The original implementation of the Provenance Event Repository was designed to simply store events and allow them to be retrieved by (sequential) ID later, so that the events could be published elsewhere.
Because we merge the journals into a single Provenance Event Log File when we 'rollover', we are able to write the events sequentially.
Provenance Event Log Files are named such that the filename mirrors the Event ID of the first event in the file.
This means that we can request a specific Event ID and know exactly which file it is in, as we find the file whose name is largest without going over that Event ID.
We then determine the Compression Block Offset needed for that Event ID. This is determined by looking at the Table-of-Contents File mentioned above.
At this point, we know exactly which file contains the event and where in the file to seek to. We seek to this position, open a GZIPInputStream, and start reading.
The API allows a developer to request a specific Event ID to start at and the number of events to return. This design allows us to read sequentially and return those events to the caller.

Expire Data

In order to avoid running out of storage space, we have to eventually age this data off.
User is able to specify size limits for storage capacity, as well as time limits.
A background thread runs periodically, checking of the storage capacity has been reached. If so, it determines which data should be destroyed and mark it for destruction.
Determination is based on destroying the oldest data first. We can easily determine which data is oldest based on the filename, since that represents an ever-increasing one-up number.
When a file is marked for destruction, the size of the file is retained, so we mark as many files for destruction as needed in order to fall below a threshold of 90% of the max capacity.
If the storage capacity has not been reached, we check if any Provenance Event Log File is older than the configured max time limit. If so, we mark it for destruction.
We then delete any file that has been marked for destruction.
After deleting the file, we update the indices to delete any event that points to that Provenance Event Log File.

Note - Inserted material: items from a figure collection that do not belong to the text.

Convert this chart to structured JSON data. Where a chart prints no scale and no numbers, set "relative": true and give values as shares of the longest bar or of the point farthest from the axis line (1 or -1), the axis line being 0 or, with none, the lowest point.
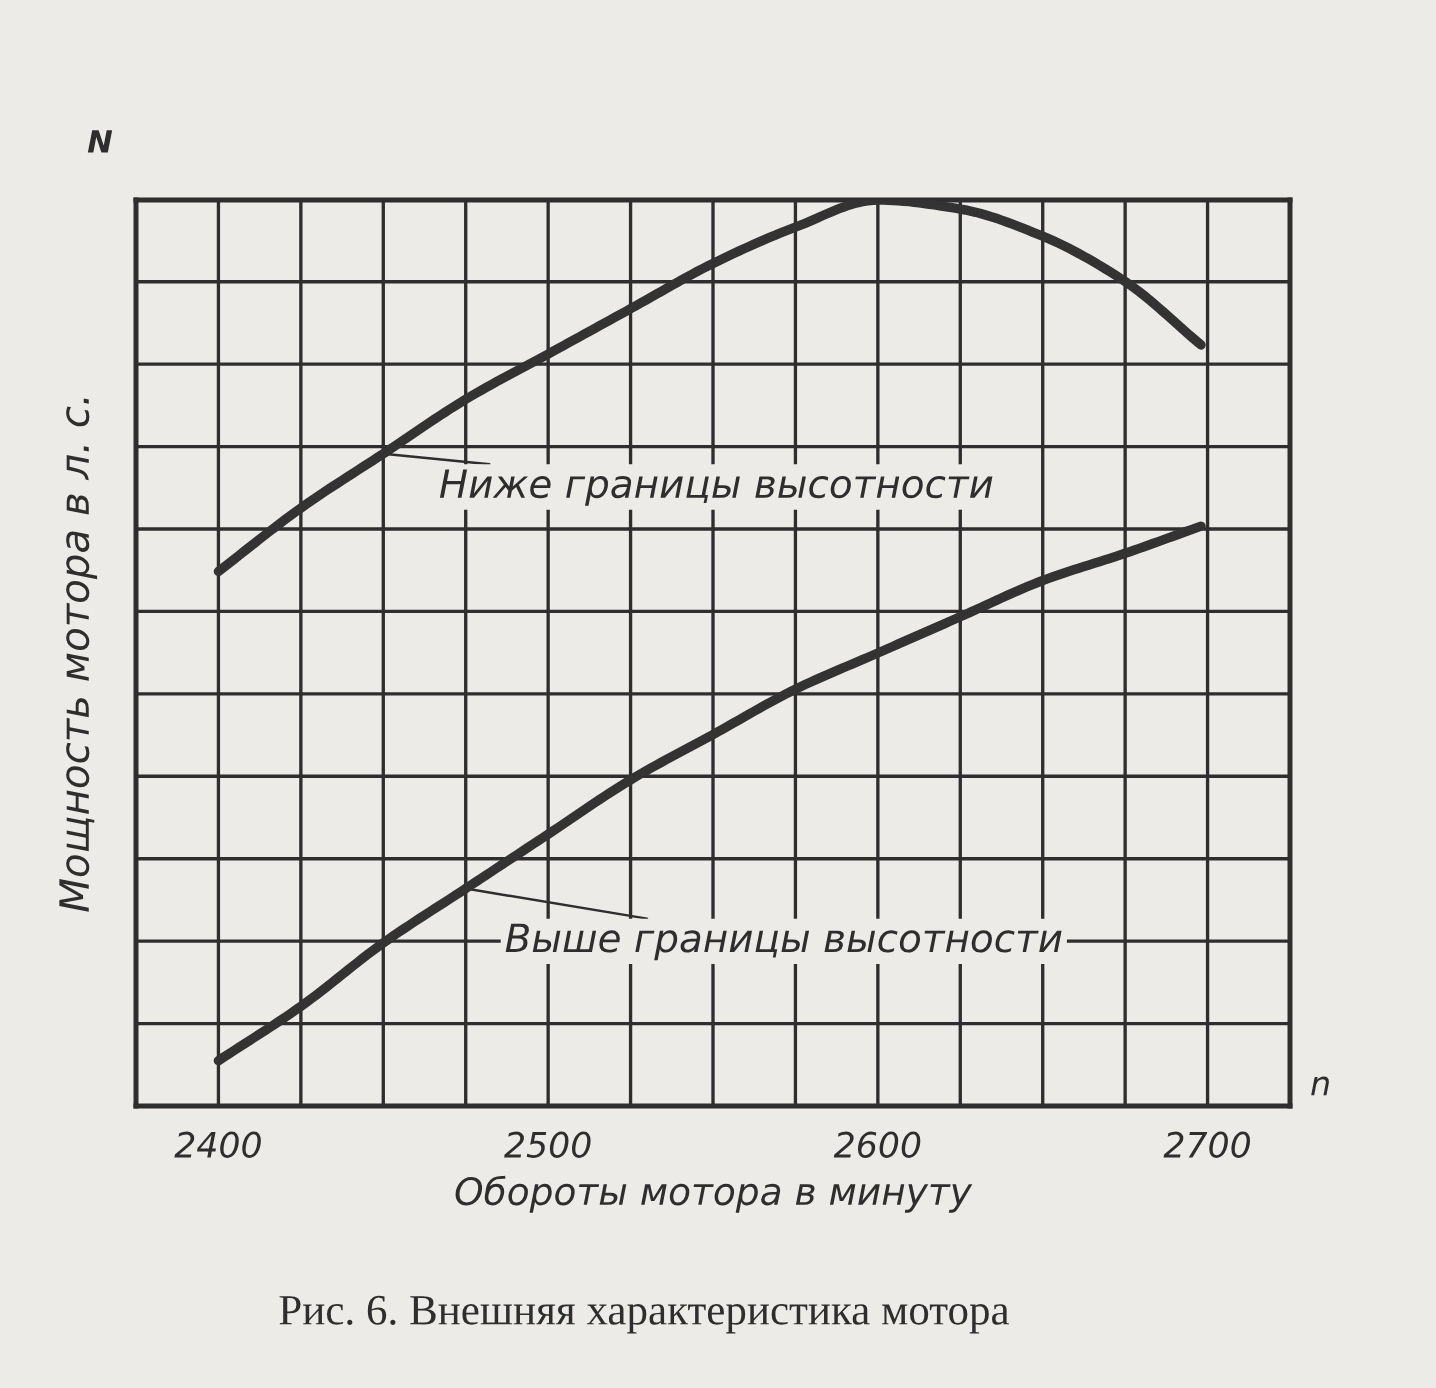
{
  "chart_data": {
    "type": "line",
    "xlabel": "Обороты мотора в минуту",
    "ylabel": "Мощность мотора в л. с.",
    "annotations": [
      "N",
      "n",
      {
        "text": "Ниже границы высотности",
        "x": 2450,
        "y": 0.72
      },
      {
        "text": "Выше границы высотности",
        "x": 2475,
        "y": 0.24
      },
      "Рис. 6. Внешняя характеристика мотора"
    ],
    "relative": true,
    "xlim": [
      2375,
      2725
    ],
    "xticks": [
      2400,
      {
        "value": 2425,
        "label": null
      },
      {
        "value": 2450,
        "label": null
      },
      {
        "value": 2475,
        "label": null
      },
      2500,
      {
        "value": 2525,
        "label": null
      },
      {
        "value": 2550,
        "label": null
      },
      {
        "value": 2575,
        "label": null
      },
      2600,
      {
        "value": 2625,
        "label": null
      },
      {
        "value": 2650,
        "label": null
      },
      {
        "value": 2675,
        "label": null
      },
      2700
    ],
    "grid": true,
    "series": [
      {
        "color": "#333333",
        "x": [
          2400,
          2425,
          2450,
          2475,
          2500,
          2525,
          2550,
          2575,
          2600,
          2625,
          2650,
          2675,
          2698
        ],
        "values": [
          0.59,
          0.66,
          0.72,
          0.78,
          0.83,
          0.88,
          0.93,
          0.97,
          1.0,
          0.99,
          0.96,
          0.91,
          0.84
        ]
      },
      {
        "color": "#333333",
        "x": [
          2400,
          2425,
          2450,
          2475,
          2500,
          2525,
          2550,
          2575,
          2600,
          2625,
          2650,
          2675,
          2698
        ],
        "values": [
          0.05,
          0.11,
          0.18,
          0.24,
          0.3,
          0.36,
          0.41,
          0.46,
          0.5,
          0.54,
          0.58,
          0.61,
          0.64
        ]
      }
    ]
  }
}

This can be improved in the future, as deleting from the Lucene Index is quite expensive. We can avoid ever deleting from a Lucene Index. Instead, we wait until we have destroyed all Provenance Event Files that are referenced by that Index (remember the indices are sharded so that an index only reaches 500 MB (by default) and then a new one is created) Once all event files referenced by an index have been destroyed, we simply delete the entire index from disk. If an index references a Provenance Event Log File that doesn't exist, we simply ignore the event when querying. This "wastes" up to 500 MB per partition but will result in better performance.